Ab Mittwoch zeigt die Branche bei ihrer Leitmesse in Nürnberg wieder, womit sie in Zukunft die Kinderzimmer füllen will. Doch weil die Entscheidung darüber, was von der Fülle an Neuerscheinungen tatsächlich dort landet, am Ende meist von Erwachsenen getroffen wird, sollten sie auch mal ausprobieren, was sie schenken wollen. Denn die Interessen der Industrie decken sich nicht unbedingt mit dem Wohl der Kinder. Spielen darf kein Ruhigstellen sein. Darum ist Smartphone-Gedaddel, das den Spieler zum KlickAutomaten erzieht, kein Spielen. Spielen muss herausfordern und Anreize schaffen, Neues auszuprobieren und zu lernen. Dafür brauchen Kinder Anleitung und Erwachsene, die sich Zeit für gemeinsame Spiele nehmen. Das stärkt das Selbstvertrauen und nebenbei auch die Beziehung zueinander.
Aber auch Erwachsene sollten sich Zeit zum Spielen nehmen.

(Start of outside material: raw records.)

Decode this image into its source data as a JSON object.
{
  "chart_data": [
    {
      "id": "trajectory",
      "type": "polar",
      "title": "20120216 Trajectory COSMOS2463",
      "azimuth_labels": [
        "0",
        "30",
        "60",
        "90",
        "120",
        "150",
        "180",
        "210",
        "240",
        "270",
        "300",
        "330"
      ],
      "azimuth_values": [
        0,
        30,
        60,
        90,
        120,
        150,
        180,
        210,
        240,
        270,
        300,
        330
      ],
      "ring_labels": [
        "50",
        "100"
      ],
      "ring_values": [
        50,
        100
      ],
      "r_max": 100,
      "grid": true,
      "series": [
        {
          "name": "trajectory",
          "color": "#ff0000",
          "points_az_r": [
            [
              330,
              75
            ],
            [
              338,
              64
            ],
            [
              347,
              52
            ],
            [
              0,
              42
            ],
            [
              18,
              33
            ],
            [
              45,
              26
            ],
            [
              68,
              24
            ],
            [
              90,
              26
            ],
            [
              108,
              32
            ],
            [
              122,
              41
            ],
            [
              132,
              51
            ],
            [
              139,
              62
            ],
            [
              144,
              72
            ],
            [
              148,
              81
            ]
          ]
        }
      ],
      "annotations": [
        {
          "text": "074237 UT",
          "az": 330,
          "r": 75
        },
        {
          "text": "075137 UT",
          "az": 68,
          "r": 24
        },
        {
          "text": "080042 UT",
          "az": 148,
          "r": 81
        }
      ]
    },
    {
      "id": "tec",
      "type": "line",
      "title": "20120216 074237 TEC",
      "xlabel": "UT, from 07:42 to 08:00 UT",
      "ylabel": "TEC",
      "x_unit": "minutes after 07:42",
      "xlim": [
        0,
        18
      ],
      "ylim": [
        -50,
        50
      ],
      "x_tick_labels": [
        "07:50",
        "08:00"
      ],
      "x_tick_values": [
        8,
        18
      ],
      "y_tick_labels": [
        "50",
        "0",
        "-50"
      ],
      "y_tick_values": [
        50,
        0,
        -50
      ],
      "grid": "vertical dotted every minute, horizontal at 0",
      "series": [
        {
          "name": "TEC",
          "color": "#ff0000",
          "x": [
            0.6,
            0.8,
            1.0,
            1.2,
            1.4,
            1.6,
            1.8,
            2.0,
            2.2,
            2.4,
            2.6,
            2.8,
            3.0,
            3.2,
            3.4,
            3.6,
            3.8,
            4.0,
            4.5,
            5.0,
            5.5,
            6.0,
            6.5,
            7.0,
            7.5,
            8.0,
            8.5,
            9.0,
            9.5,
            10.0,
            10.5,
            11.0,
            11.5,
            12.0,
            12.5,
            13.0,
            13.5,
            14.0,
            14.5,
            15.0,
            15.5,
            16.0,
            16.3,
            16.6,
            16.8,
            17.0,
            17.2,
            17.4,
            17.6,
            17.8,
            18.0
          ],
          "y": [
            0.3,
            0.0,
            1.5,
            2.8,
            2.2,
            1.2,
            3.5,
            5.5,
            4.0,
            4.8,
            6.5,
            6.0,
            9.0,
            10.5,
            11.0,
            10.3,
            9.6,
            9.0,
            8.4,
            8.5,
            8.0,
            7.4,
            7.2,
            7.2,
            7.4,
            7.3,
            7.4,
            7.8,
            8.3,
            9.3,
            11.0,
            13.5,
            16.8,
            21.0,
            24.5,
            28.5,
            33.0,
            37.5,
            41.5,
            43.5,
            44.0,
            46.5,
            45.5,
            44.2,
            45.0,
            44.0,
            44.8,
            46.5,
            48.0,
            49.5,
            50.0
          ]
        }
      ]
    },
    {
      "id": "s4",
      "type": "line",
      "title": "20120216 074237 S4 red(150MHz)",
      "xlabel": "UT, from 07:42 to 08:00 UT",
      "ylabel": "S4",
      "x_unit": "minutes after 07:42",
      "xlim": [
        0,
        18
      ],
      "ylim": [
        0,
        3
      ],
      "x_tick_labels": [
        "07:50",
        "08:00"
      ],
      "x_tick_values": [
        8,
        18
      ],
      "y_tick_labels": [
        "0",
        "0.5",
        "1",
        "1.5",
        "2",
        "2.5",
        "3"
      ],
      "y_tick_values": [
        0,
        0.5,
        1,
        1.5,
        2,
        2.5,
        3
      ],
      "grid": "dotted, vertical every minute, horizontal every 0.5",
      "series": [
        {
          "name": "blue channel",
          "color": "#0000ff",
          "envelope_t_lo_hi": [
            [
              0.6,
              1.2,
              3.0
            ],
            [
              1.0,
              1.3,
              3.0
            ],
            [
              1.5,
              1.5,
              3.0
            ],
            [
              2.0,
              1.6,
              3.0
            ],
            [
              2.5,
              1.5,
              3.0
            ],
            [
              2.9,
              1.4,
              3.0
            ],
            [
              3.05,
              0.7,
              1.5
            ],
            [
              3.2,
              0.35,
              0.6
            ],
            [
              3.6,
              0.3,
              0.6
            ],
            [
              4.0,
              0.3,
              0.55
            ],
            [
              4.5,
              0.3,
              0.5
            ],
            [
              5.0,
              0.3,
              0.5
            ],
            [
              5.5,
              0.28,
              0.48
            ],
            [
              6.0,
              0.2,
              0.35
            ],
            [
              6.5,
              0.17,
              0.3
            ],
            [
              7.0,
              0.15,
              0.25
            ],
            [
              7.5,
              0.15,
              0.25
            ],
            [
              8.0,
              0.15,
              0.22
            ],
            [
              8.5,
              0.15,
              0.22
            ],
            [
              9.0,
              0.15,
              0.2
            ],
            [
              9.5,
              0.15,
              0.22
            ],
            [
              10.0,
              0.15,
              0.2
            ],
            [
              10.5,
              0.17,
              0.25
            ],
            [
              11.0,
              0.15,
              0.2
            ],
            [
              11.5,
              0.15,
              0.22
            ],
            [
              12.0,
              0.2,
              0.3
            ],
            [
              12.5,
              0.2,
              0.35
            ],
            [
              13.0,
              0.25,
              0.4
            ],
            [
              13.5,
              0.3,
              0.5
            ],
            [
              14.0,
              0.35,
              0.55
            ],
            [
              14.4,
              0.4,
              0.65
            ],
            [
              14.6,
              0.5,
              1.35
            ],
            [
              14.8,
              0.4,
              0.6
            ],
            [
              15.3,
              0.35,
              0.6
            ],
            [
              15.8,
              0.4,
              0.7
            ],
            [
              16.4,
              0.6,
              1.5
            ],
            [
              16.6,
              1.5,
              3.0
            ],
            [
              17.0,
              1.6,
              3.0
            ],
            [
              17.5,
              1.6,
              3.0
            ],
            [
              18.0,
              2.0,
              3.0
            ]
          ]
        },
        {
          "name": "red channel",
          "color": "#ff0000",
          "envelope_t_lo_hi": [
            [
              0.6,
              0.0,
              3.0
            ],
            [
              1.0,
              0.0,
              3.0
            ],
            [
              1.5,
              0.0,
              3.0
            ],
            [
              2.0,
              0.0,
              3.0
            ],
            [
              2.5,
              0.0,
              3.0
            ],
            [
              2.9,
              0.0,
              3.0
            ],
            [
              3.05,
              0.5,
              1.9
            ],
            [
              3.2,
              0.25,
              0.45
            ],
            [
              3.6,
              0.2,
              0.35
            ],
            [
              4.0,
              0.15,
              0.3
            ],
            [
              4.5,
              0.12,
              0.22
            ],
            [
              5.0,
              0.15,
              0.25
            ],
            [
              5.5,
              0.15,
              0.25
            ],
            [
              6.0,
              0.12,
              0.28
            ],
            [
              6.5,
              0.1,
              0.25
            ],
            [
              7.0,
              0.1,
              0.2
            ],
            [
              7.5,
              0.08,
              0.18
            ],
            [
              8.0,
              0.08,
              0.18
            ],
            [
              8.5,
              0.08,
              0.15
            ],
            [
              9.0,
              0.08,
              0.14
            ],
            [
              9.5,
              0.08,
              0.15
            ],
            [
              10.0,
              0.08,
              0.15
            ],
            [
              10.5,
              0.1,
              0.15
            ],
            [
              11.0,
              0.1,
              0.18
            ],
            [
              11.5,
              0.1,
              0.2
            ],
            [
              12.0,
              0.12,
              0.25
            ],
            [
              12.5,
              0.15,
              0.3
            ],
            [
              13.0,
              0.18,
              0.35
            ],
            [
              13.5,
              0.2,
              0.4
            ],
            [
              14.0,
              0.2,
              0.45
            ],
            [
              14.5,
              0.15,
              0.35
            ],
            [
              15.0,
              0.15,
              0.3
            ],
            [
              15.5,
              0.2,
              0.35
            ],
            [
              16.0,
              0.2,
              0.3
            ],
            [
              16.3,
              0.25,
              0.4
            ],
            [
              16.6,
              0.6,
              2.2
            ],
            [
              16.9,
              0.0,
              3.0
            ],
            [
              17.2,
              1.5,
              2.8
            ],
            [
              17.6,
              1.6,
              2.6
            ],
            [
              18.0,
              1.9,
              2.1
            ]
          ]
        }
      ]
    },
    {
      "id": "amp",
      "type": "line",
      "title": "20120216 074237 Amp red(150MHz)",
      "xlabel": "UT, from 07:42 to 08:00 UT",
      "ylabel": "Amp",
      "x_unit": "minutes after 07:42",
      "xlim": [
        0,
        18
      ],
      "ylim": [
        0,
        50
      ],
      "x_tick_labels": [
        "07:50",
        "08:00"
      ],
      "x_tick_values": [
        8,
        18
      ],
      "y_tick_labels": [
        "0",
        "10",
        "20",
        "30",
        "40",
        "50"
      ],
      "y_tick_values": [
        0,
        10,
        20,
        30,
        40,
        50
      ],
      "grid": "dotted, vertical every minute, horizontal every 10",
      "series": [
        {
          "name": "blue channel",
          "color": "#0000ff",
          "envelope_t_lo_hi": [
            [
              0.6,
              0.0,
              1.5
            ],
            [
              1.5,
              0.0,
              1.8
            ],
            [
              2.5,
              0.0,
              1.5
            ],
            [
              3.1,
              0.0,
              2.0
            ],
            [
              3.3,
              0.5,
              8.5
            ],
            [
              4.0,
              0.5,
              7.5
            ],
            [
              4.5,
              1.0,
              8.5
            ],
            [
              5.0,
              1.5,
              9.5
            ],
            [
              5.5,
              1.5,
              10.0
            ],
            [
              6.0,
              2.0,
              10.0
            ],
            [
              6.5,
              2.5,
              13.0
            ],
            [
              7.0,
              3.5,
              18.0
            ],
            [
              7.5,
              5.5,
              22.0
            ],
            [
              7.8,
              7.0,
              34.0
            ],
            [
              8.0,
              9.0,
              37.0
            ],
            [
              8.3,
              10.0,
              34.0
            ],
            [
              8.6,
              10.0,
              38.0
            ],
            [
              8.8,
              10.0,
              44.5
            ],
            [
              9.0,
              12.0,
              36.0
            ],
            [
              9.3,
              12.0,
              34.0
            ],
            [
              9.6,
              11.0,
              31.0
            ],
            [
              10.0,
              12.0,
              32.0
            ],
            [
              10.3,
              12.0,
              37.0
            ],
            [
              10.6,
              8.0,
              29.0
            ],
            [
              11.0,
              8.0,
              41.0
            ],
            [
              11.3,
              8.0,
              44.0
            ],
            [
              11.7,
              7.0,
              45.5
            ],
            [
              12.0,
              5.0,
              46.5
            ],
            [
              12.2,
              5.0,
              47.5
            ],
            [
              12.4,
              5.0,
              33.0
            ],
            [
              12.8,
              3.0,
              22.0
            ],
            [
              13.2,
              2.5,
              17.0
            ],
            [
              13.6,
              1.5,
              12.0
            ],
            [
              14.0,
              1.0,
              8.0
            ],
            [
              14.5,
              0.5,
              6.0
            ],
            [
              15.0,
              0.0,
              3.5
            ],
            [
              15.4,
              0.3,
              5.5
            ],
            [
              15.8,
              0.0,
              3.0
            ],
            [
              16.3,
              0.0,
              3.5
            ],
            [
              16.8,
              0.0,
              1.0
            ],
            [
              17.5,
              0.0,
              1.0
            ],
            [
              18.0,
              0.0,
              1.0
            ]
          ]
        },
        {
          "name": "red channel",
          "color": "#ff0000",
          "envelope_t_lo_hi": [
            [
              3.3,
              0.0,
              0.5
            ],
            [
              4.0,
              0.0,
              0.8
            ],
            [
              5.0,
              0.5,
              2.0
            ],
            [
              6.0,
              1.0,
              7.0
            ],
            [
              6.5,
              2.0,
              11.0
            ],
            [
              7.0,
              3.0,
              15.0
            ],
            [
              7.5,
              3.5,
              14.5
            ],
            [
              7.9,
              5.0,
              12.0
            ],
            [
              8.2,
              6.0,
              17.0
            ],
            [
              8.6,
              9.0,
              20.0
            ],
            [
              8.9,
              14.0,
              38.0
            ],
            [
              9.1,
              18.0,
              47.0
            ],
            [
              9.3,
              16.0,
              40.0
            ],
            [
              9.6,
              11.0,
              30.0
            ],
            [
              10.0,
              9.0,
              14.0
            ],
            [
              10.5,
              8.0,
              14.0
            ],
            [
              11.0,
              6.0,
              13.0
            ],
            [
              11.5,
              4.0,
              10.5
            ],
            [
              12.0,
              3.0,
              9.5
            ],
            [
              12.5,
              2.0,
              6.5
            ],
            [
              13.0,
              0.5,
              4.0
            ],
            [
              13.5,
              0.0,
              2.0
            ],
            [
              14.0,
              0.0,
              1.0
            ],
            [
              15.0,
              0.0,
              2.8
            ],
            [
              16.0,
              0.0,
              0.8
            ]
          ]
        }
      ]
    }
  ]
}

Denn wo zwei oder mehr zum Spielen zusammenkommen, werden immer auch Meinungen ausgetauscht und diskutiert; da gilt es Verbündete zu suchen, Siege zu feiern und Niederlagen mit Fassung zu ertragen. Kurz: Wer spielt, verkriecht sich nicht im Schneckenhaus des Individualisten, der mit dem Rest eigentlich nichts mehr zu tun haben will. Um Schafkopf zu lernen, ist es übrigens fast nie zu früh – und nie zu spät.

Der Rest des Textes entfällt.